Hope it helps, keep up the great work!
Meats,
Thanx for taking the time out of your busy day to lend me a hand, it’s appreciated.
nice maya render!
Thanx Vivien:)
did some armour today and a quick render…
Nice concept there, but the feet need more detail IMHO, a few pipes etc, at the moment they dont do the rest of the image justice… but it is still a W.I.P so I’ll shut up now
very nice this last one !!
maybe the skin is too saturate.
BTW very good
small_orange_diamond
small_orange_diamond
Nice post steroid athlete modification
I think the textures and materials play together. Cmon, bring it to the next level!
Cheers
LemonNado
Thought you MAYA users might find this of some use.
If you hate sewing your UV maps together especially if you use the automatic mapping function I found that bodypaint 3d will let you isolate certain polygons and generate a uv map only from those you have selected. If you like to render in mentalray this will enable you to use features like projection master with zero pixelation. I am posting an example for you to see from Maya. Excuse the topology I know it sucks.
[]
[[attach=14759]DISPLAC_uvmap.jpg[/attach]]
[[attach=14758]DISPLAC_pic2.jpg[/attach]]
Fast Maya Mentalray render with UV map done in BodyPaint 3d…
Mentalray render with displacements
TIME: 3 minutes
POSTWORK: blurred background PhotoShop CS2
]
very nice those semi robot legs…
Gooooood render, my friend. Can you put an small tutorial for make the displacements in maya (yes, i know there is a million of tuts here and in da web) but anyway…
Keep posting Saint Odhinn
Buckie,
thanks… still tons to do and right now detail is not one of them. Working on texture tests with Mentalray and trying to solve the issues with UVmaps.
Drummer,
thank you… the creature was once human but that was a long time ago,so the skin is dry and damaged.
Pinkarman,
thanks…
I am so in awe of the work and talent posted here on a daily basis that you have no idea how much it means when you guys take the time to respond to my thread.
Ilusiondigital,
thanks my friend…
I posted some answers to uv setups and displacements on Ralf’s “Ikarus” thread. I will try and post something for you this weekend. Mentalray is great but very fussy about settings in Maya. Sometimes cranking up the wrong output setting will either cause a crash or a one hour render. If you want to know the truth about displacements in Maya it really lies in a well laid out uv map. The topology of this latest piece I did is really,really bad(lol).
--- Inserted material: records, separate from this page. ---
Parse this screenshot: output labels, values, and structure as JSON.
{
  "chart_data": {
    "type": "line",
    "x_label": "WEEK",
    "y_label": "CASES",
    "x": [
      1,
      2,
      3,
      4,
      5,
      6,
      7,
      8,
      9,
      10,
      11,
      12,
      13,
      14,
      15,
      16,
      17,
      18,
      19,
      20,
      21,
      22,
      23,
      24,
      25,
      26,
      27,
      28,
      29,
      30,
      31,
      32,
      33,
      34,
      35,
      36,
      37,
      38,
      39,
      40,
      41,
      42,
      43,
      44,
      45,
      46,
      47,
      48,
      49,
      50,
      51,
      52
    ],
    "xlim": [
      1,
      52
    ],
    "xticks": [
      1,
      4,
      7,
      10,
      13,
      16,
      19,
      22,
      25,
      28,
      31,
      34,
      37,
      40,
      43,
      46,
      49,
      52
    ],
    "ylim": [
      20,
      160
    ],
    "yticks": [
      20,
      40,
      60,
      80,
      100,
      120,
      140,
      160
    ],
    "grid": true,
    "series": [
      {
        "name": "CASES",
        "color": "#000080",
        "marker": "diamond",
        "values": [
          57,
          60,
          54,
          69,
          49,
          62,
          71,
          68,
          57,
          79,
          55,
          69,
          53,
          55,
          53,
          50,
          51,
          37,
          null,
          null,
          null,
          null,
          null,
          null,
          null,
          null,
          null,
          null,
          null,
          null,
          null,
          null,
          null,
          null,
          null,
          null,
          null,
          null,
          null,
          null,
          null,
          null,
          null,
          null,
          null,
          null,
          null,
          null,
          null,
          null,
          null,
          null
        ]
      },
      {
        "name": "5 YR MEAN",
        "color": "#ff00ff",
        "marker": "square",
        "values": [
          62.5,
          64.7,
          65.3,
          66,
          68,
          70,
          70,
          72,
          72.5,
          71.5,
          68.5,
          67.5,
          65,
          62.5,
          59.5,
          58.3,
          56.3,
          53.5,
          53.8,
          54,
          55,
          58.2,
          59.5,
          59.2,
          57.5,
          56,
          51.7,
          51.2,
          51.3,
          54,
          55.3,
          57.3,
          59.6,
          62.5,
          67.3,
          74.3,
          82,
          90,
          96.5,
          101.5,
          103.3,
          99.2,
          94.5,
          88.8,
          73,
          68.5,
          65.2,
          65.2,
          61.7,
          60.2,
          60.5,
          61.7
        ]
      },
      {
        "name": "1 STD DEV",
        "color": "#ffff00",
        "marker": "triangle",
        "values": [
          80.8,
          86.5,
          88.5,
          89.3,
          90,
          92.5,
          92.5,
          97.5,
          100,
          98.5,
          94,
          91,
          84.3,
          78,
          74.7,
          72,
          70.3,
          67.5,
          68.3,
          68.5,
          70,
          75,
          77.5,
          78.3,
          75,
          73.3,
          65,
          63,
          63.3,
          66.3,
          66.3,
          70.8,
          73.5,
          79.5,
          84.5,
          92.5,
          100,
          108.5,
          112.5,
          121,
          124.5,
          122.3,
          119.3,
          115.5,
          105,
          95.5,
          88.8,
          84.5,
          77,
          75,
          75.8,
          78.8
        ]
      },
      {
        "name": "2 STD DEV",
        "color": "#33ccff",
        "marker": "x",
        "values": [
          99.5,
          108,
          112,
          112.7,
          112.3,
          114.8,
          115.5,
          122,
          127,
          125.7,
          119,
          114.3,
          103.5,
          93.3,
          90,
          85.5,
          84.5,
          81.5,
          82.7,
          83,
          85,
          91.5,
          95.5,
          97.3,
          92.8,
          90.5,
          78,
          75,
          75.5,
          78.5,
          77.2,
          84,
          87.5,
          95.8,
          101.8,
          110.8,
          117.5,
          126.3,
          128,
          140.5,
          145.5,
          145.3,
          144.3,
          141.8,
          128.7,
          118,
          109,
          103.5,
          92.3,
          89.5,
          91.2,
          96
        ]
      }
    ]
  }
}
So me spending time on further renders is kind of pointless but I’m just using it as an experiment.
Displacements love those well laid out GUV files in ZBRUSH2 but I can’t seem to paint with them in Bodypaint.
If someone knows a way around this please let me know:)
An artist who used to post here “SUNIT” knows a ton about displacements and mentalray renders but he seems to have vanished. I learned alot from him regarding this topic.
You’re right about what you said regarding tutorials on Maya and displacements there seem to be lots of them out there and not many good ones. I am trying to un-tangle some of this through trial and error and just plain old research.Thanks for telling me you like the w.i.p. pics I post as I often wonder if people want to see these experiments before a completed render.
I am glad to share results with you all because of the giving nature of all you great artists who make up this forum.
Thanks or your time, my friend. And thanks for show your wip and your workflow
Started from scratch even with textures in Zbrush.
The Maya render for those interested has a “ramp”
used in the hypershade attached to the diffuse setting.
The ramp goes from white to a light gray causing even distribution of light. You really can’t get the effect as well without the ramp.
i also tested sharpening the displacement map in Photoshop with success before using it in Maya.
While still in Photoshop remember in your color management to turn the “perserve embedded colours” to off.
If you don’t your map will not render properly.
Laid out my uv map in Bodypaint as per usual. There are no lights in this render only he default lighting.
I am quite happy with the clarity of the displac -map in this third render test.